Investment activity in hotels in the Asia Pacific region have recorded a 22 per cent dip at $5.3 billion for the first nine months of this year (compared to corresponding period last year) due to the lack of assets on sale and a pricing gap between buyers and sellers.
According to real estate consultancy JLL’s survey, Hong Kong has led the region with 11 hotel deals worth around $1.5 billion followed by Japan at $1.2 billion and Thailand at $335 million in hotel transactions.
Mike Batchelor, Head of Investment Sales Asia at JLL Hotels & Hospitality Group, said that the sales activity reached $1.2 billion across the region in Q3 with around $1.5 to $2 billion in deals expected to close by this year end.
“We expect total year-end hotel investment volumes to reach between $7.5 and $8.0 billion across Asia Pacific, slightly down from $8.6 billion recorded last year,” he explained.
Hong Kong and Japan
Of the Hong Kong deals, several transactions have potential for conversion into residential or office space. Recently, hotel owners have been considering converting their assets given the strong demand for office space.
“For investors, Hong Kong hotels are appealing because of the discounted rate per square foot when compared to other asset classes, something that has been a factor in some recent transactions. Hotels such as J Plus Hotel has already been purchased for conversion, likely into an office,” said Batchelor.
Japan has remained a stellar performer in terms of hotel investment since 2013. The lead up to the 2020 Tokyo Olympics will continue to boost tourism, with the government aiming to double the number of foreign visitors to 40 million by 2020.
He said the most active buyers in Japan are domestic investors. However, international investors have been increasingly active as Japan’s market fundamentals continue improving and it remains one of the most attractive debt markets in the region.
A large volume of the hotel investment activities in Q4 are also expected to come via Japan, he added.
The hotel transaction volume in Thailand has hit the highest record since 2014. It is expected to reach $420 million this year after it posted $335 million from less than 10 deals in the first nine months.
The interest in Thailand is buoyed up by the stable political environment and relative affordability of hotels compared to other Asian countries, cited Batchelor. Hotels being transacted were in the country’s both first and second tier markets such as Bangkok, Hua Hin and Chiang Rai.
The large transactions included Bangkok Dusit Medical Services’ acquisition of Swissotel Nai Lert Park together with the Promenade Nai Lert Tower for over 10 billion baht and a 342-key unfinished hotel that was acquired by Singapore’s Carlton Hotel for 2.4 billion baht.
Another significant deal was Apollo Global Management’s acquisition of the Bangkok Edition Hotel which is part of the Mahanakorn tower. Hotel 81, the largest owner of hotels in Singapore, also marked its first venture into the Thai market by acquiring Premier Inn portfolio for a combined $111.5 million.
In 2018, Batchelor forecasts Thailand’s transaction volume will be in line or slightly below this year due to several large assets having traded this year.
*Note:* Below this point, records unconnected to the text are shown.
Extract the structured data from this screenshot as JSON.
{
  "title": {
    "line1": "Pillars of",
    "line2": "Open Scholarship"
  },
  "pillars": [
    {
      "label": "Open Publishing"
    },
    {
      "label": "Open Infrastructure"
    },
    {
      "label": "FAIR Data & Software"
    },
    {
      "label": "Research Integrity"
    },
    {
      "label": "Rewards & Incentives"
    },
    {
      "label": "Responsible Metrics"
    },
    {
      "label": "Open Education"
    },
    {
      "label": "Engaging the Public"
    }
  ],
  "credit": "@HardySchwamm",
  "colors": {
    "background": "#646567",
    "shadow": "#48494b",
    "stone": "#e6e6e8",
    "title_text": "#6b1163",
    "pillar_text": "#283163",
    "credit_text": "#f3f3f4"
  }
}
However, interest from both domestic and regional investors is expected to remain strong, buoyed by healthy trading performance and returns.
“Thailand is likely to continue to be one of the region’s favorite investment destinations in 2018. In addition to healthy trading performance and returns, Bangkok is the most visited city in the world in 2017 with an expected arrivals of nearly 20.2 million, surpassing London and Paris, according to MasterCard Index,” he added.